There are a few reasons for this. For one thing, he feels somehow that he’s getting cheated, because his quite sizable reimbursements required for his job have been lumped in with income. (I’ve explained to him that he just needs to write off these expenses, but he won’t listen.) Also, he struggled with a pretty heavy alcohol addiction that, thankfully, he finally took care of about six months ago. And now he owes so much (over $10,000!) that he’s just overwhelmed by the whole thing and can’t bear to face it. I’ve tried pleading with him, nagging him, offering to do his taxes myself, etc., and also tried pleading/nagging/yelling to get him to see a psychotherapist, to no avail. (He quit drinking all on his own, miraculously.)
We don’t have any shared accounts, so I’m not personally responsible in any way, but I’m just so fearful about what bad things might happen if he doesn’t take care of this problem that I don’t know what to do. —Fearing the IRS
Taxes force us to confront our relationship to money. No wonder they’re overwhelming! Our feelings about money can stem from our upbringing; perhaps your boyfriend’s parents were stingy, or else obsessive about household budgeting in ways that felt controlling.
If we’re political, taxes may also ignite our rage at the state, especially the American system. I stare at my pile of 1099s and wonder: Why are my tax dollars funding war and destruction? How about decent schools, clean energy, and ending hunger?
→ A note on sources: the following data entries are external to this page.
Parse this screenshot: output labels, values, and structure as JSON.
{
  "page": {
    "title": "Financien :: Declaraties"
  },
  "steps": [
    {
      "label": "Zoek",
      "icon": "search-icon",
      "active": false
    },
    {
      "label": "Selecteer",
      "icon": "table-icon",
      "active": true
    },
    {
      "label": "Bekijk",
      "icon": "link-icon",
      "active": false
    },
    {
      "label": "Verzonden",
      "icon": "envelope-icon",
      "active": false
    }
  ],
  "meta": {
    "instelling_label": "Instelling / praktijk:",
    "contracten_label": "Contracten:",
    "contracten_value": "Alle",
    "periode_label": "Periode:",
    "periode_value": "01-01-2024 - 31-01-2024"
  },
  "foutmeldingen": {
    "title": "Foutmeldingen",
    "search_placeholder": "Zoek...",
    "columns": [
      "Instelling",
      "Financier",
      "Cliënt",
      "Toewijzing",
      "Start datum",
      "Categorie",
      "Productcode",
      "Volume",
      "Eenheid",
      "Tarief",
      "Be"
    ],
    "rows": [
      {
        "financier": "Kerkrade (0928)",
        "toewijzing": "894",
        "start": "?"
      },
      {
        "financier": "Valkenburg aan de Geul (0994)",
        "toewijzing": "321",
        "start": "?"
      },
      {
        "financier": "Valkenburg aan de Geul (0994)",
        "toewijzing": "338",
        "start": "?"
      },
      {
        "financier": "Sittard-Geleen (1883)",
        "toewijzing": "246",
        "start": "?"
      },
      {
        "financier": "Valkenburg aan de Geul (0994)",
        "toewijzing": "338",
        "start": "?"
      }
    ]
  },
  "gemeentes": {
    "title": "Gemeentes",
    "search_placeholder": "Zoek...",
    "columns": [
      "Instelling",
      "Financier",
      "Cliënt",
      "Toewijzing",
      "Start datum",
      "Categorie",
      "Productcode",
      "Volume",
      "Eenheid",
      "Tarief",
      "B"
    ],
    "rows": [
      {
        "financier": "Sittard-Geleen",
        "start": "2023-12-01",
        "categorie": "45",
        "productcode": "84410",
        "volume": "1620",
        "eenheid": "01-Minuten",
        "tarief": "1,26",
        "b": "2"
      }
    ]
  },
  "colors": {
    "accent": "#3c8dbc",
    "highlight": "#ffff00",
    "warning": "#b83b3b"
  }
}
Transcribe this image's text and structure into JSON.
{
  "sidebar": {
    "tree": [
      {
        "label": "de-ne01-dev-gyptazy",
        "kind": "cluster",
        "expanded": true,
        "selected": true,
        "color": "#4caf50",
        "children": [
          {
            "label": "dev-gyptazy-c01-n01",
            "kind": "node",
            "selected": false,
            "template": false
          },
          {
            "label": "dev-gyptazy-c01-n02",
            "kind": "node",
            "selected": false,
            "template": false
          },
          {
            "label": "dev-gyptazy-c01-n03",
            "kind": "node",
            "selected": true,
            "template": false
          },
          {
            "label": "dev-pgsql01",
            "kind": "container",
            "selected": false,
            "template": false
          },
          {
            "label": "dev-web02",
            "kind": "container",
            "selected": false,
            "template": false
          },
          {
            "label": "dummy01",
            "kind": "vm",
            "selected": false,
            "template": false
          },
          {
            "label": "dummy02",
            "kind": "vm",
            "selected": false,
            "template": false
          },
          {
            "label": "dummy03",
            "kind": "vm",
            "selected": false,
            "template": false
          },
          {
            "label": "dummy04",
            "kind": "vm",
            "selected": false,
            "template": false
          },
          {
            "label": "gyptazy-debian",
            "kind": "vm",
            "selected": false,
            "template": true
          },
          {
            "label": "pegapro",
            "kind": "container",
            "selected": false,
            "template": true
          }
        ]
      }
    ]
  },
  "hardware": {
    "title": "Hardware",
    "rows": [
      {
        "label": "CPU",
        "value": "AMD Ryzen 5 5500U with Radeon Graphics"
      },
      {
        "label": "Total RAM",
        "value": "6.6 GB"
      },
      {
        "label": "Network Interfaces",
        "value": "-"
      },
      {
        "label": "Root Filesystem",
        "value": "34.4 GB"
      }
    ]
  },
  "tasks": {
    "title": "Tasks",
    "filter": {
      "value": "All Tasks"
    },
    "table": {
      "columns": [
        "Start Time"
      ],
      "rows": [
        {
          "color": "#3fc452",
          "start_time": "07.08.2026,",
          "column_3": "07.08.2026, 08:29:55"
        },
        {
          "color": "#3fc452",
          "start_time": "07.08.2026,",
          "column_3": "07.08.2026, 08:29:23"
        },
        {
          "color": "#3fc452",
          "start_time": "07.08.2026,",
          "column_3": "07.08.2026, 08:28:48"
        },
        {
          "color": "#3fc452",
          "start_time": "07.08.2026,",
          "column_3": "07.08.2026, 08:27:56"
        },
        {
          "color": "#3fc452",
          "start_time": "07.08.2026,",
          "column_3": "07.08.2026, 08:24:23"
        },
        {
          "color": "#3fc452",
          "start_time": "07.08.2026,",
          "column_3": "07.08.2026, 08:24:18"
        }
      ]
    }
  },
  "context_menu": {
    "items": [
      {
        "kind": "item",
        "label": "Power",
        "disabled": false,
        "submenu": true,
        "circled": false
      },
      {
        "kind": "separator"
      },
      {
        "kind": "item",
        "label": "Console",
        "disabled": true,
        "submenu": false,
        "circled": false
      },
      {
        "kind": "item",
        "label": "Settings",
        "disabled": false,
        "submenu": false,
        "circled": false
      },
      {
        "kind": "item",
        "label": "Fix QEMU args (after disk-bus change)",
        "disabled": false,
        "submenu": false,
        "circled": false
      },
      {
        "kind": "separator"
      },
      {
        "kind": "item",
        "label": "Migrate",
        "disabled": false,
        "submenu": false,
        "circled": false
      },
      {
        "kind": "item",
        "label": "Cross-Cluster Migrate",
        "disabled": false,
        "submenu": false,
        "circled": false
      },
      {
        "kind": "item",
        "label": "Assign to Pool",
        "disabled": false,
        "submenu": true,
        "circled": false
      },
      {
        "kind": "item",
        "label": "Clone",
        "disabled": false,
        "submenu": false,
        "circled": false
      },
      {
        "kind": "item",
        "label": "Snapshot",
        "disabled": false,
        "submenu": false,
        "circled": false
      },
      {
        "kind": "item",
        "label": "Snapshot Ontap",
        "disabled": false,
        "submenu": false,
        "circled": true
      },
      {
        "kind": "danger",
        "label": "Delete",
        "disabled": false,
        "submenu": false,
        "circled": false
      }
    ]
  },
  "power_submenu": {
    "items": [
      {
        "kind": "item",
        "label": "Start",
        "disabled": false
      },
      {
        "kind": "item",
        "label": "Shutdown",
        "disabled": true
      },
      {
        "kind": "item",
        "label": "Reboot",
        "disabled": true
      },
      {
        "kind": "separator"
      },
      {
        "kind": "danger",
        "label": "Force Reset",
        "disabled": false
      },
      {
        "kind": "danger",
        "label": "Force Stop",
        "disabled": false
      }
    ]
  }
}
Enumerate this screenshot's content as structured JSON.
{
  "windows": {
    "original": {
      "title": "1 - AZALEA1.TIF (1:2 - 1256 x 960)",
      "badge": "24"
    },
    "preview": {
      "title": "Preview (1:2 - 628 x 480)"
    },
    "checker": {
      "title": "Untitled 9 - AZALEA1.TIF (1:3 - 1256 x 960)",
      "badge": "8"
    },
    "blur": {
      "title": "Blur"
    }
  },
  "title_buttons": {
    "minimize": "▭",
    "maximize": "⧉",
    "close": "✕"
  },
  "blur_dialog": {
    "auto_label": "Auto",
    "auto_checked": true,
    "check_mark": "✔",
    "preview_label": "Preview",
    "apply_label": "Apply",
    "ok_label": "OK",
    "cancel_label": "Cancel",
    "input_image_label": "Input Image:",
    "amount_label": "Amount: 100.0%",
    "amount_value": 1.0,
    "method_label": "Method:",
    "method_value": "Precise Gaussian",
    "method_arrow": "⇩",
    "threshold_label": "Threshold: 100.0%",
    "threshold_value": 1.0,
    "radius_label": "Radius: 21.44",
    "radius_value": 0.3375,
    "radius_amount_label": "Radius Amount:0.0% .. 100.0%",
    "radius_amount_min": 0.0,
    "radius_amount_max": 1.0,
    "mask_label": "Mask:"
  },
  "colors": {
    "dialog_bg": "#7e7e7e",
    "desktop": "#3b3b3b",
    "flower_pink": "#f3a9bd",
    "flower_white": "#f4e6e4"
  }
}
Also, freelancers’ taxes are a pain in the ass. Not only must we track our expenses, but the system feels rigged against us: In New York, for example, the self-employment tax is brutally regressive. Freelancers in Germany and Holland tell me that, in those countries, the process of paying taxes is no better for self-employed workers, perhaps even more onerous. But like other middle-class people in Europe, they find their tax dollars returned to them in the form of universal public services. This eases the pain of paying. Julie Phillips, an American freelance writer who lives in Amsterdam and is married to a Dutch freelancer, explains: “You get a lot back [for your taxes] here. Good schools. Affordable university. Democratic socialism works.”